Entre los finalistas del premio, quienes recibirán 30.000 euros cada uno, se encuentran Héctor Abad Faciolince con ‘Ahora y en la hora’ de Alfaguara, Nona Fernández por ‘Marciano’ de Random House, Marcos Giralt Torrente con ‘Los ilusionistas’ de Anagrama, y Enrique Vila-Matas con ‘Canon de cámara oscura’ de Seix Barral.
Al recibir el premio, Schweblin expresó su agradecimiento al jurado y a los lectores, haciendo hincapié en que espera que este galardón sirva como un reconocimiento y una declaración de intenciones en favor del cuento. Asimismo, señaló la importancia de la literatura en tiempos difíciles, afirmando que es esencial que siga siendo una contrafuerza en un mundo que parece desmoronarse.
La autora enfatizó que en momentos de crisis «peor que ponerse a leer y escribir en un momento como este sería no ponerse a leer y escribir en un momento como este», destacando el papel fundamental que las historias juegan en la vida de las personas.
En un comentario sobre el notable premio, Schweblin expresó su sorpresa, indicando: «No sé qué se hace con un millón», y reflexionó sobre la idea de tener un salario fijo, algo que ha sido esquivo en su carrera.

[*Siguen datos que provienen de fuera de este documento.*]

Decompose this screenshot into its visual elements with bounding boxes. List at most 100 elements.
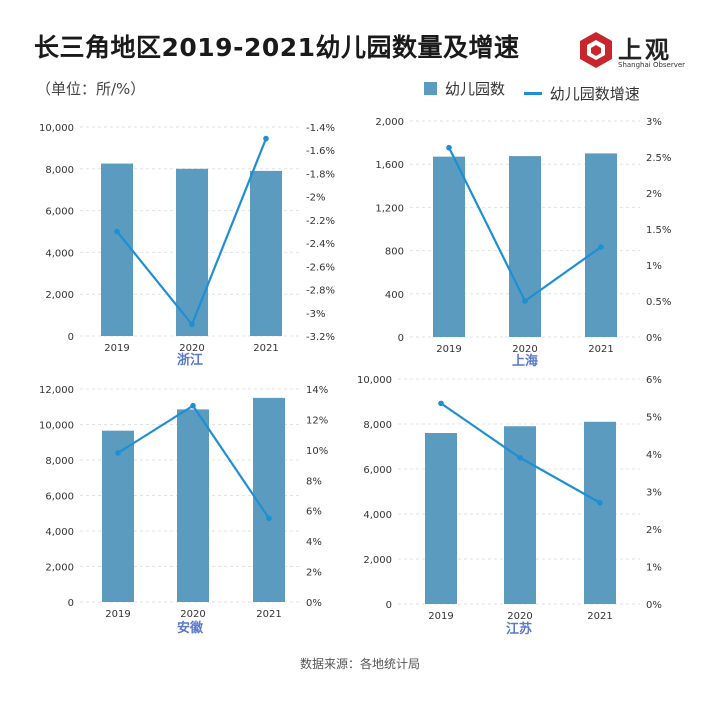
bar (176, 168, 208, 336)
y-tick-right: -1.4% (306, 123, 335, 134)
y-tick-right: -3% (306, 309, 325, 320)
y-tick-right: -1.8% (306, 169, 335, 180)
legend-bar-label: 幼儿园数 (445, 80, 506, 98)
y-tick-right: 0.5% (646, 297, 671, 308)
source-note: 数据来源：各地统计局 (299, 657, 420, 671)
y-tick-right: 2% (646, 525, 662, 536)
y-tick-right: 3% (646, 488, 662, 499)
x-tick-label: 2021 (253, 343, 278, 354)
growth-point (114, 228, 120, 235)
y-tick-right: 8% (306, 476, 322, 487)
y-tick-right: 2% (646, 189, 662, 200)
x-tick-label: 2021 (256, 609, 281, 620)
y-tick-left: 0 (68, 332, 74, 343)
y-tick-left: 4,000 (363, 510, 392, 521)
x-tick-label: 2019 (105, 609, 130, 620)
y-tick-left: 8,000 (45, 456, 74, 467)
bar (253, 397, 285, 602)
region-label: 安徽 (177, 620, 204, 636)
bar (250, 170, 282, 336)
y-tick-right: 6% (646, 375, 662, 386)
legend-item-bar: 幼儿园数 (424, 78, 505, 99)
y-tick-left: 12,000 (39, 385, 74, 396)
growth-point (597, 499, 603, 506)
x-tick-label: 2020 (507, 611, 532, 622)
y-tick-left: 800 (385, 247, 404, 258)
x-tick-label: 2019 (436, 344, 461, 355)
y-tick-right: 10% (306, 446, 328, 457)
y-tick-left: 6,000 (363, 465, 392, 476)
y-tick-right: 1.5% (646, 225, 671, 236)
y-tick-left: 4,000 (45, 248, 74, 259)
y-tick-left: 6,000 (45, 492, 74, 503)
bar (504, 426, 536, 604)
y-tick-left: 0 (68, 598, 74, 609)
y-tick-left: 2,000 (45, 563, 74, 574)
y-tick-left: 10,000 (357, 375, 392, 386)
bar (584, 421, 616, 604)
y-tick-right: 0% (306, 598, 322, 609)
growth-point (266, 515, 272, 522)
y-tick-right: 12% (306, 415, 328, 426)
logo-name: 上观 (618, 36, 672, 64)
y-tick-right: -2% (306, 193, 325, 204)
growth-point (263, 135, 269, 142)
bar (101, 163, 133, 336)
logo-subtitle: Shanghai Observer (618, 61, 686, 69)
growth-point (517, 454, 523, 461)
legend-item-line: 幼儿园数增速 (523, 83, 640, 104)
y-tick-left: 8,000 (45, 165, 74, 176)
region-label: 江苏 (506, 621, 532, 637)
x-tick-label: 2019 (428, 611, 453, 622)
x-tick-label: 2020 (180, 609, 205, 620)
y-tick-right: 2.5% (646, 153, 671, 164)
growth-point (190, 402, 196, 409)
y-tick-left: 2,000 (375, 117, 404, 128)
y-tick-right: 4% (646, 450, 662, 461)
shanghai-observer-logo: 上观 Shanghai Observer (578, 30, 698, 78)
y-tick-left: 400 (385, 290, 404, 301)
y-tick-right: 0% (646, 333, 662, 344)
growth-point (598, 244, 604, 250)
legend-bar-swatch (424, 82, 437, 95)
y-tick-left: 6,000 (45, 207, 74, 218)
y-tick-right: 14% (306, 385, 328, 396)
y-tick-left: 2,000 (45, 290, 74, 301)
y-tick-left: 10,000 (39, 421, 74, 432)
y-tick-right: 1% (646, 563, 662, 574)
growth-point (115, 450, 121, 456)
legend: 幼儿园数 幼儿园数增速 (424, 78, 654, 103)
y-tick-right: 4% (306, 537, 322, 548)
y-tick-left: 1,600 (375, 160, 404, 171)
y-tick-right: -3.2% (306, 332, 335, 343)
region-label: 上海 (512, 353, 538, 369)
y-tick-right: 1% (646, 261, 662, 272)
growth-point (438, 400, 444, 407)
growth-point (522, 298, 528, 304)
y-tick-right: 2% (306, 568, 322, 579)
bar (425, 433, 457, 604)
bar (102, 430, 134, 602)
y-tick-right: -2.4% (306, 239, 335, 250)
x-tick-label: 2020 (512, 344, 537, 355)
y-tick-left: 4,000 (45, 527, 74, 538)
page-title: 长三角地区2019-2021幼儿园数量及增速 (34, 33, 520, 62)
y-tick-left: 1,200 (375, 203, 404, 214)
y-tick-right: -2.6% (306, 262, 335, 273)
growth-point (446, 144, 452, 151)
x-tick-label: 2019 (104, 343, 129, 354)
y-tick-left: 2,000 (363, 555, 392, 566)
legend-line-swatch (523, 92, 542, 95)
legend-line-label: 幼儿园数增速 (549, 85, 640, 103)
x-tick-label: 2021 (587, 611, 612, 622)
y-tick-left: 8,000 (363, 420, 392, 431)
x-tick-label: 2020 (179, 343, 204, 354)
y-tick-right: -2.2% (306, 216, 335, 227)
y-tick-left: 0 (398, 333, 404, 344)
y-tick-right: -2.8% (306, 286, 335, 297)
y-tick-right: 0% (646, 600, 662, 611)
y-tick-right: 6% (306, 507, 322, 518)
y-tick-left: 10,000 (39, 123, 74, 134)
growth-point (189, 321, 195, 328)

En la ceremonia estuvieron presentes figuras destacadas como el presidente de la Generalitat, Salvador Illa; el alcalde de Barcelona, Jaume Collboni; el ministro de Industria, Jordi Hereu; la consellera de Cultura, Sònia Hernández; y el presidente y consejero delegado de Aena, Maurici Lucena.
Durante su discurso, Illa manifestó que, en tiempos difíciles donde algunos «se vanaglorian de poder destruir una civilización entera en una noche», es fundamental recordar que la cultura es más poderosa que el odio. Subrayó que, si bien las explosiones causan dolor y odio, su eco se desvanece, mientras que la esperanza perdura. Animó a los presentes a continuar escribiendo, editando y apoyando la cultura literaria.
Por su parte, Maurici Lucena defendió la creación del premio como una parte de la responsabilidad social corporativa de Aena, destacando que esta iniciativa busca devolver a la sociedad lo que esta ha dado a la empresa. Expresó su sorpresa ante la inquietud de que una compañía estuviera detrás de un premio literario y reafirmó el compromiso de Aena con la cultura, anunciando la compra de una «cantidad significativa» de libros de la obra ganadora y las finalistas.
Lucena también expresó su deseo de que la entrega del galardón se realice cada año en Barcelona, celebrando la importancia de la lectura, la publicación de obras de calidad y el trabajo de los escritores. Durante el evento, cada uno de los libros finalistas contó con una intervención artística que exploraba aspectos significativos de las obras presentadas.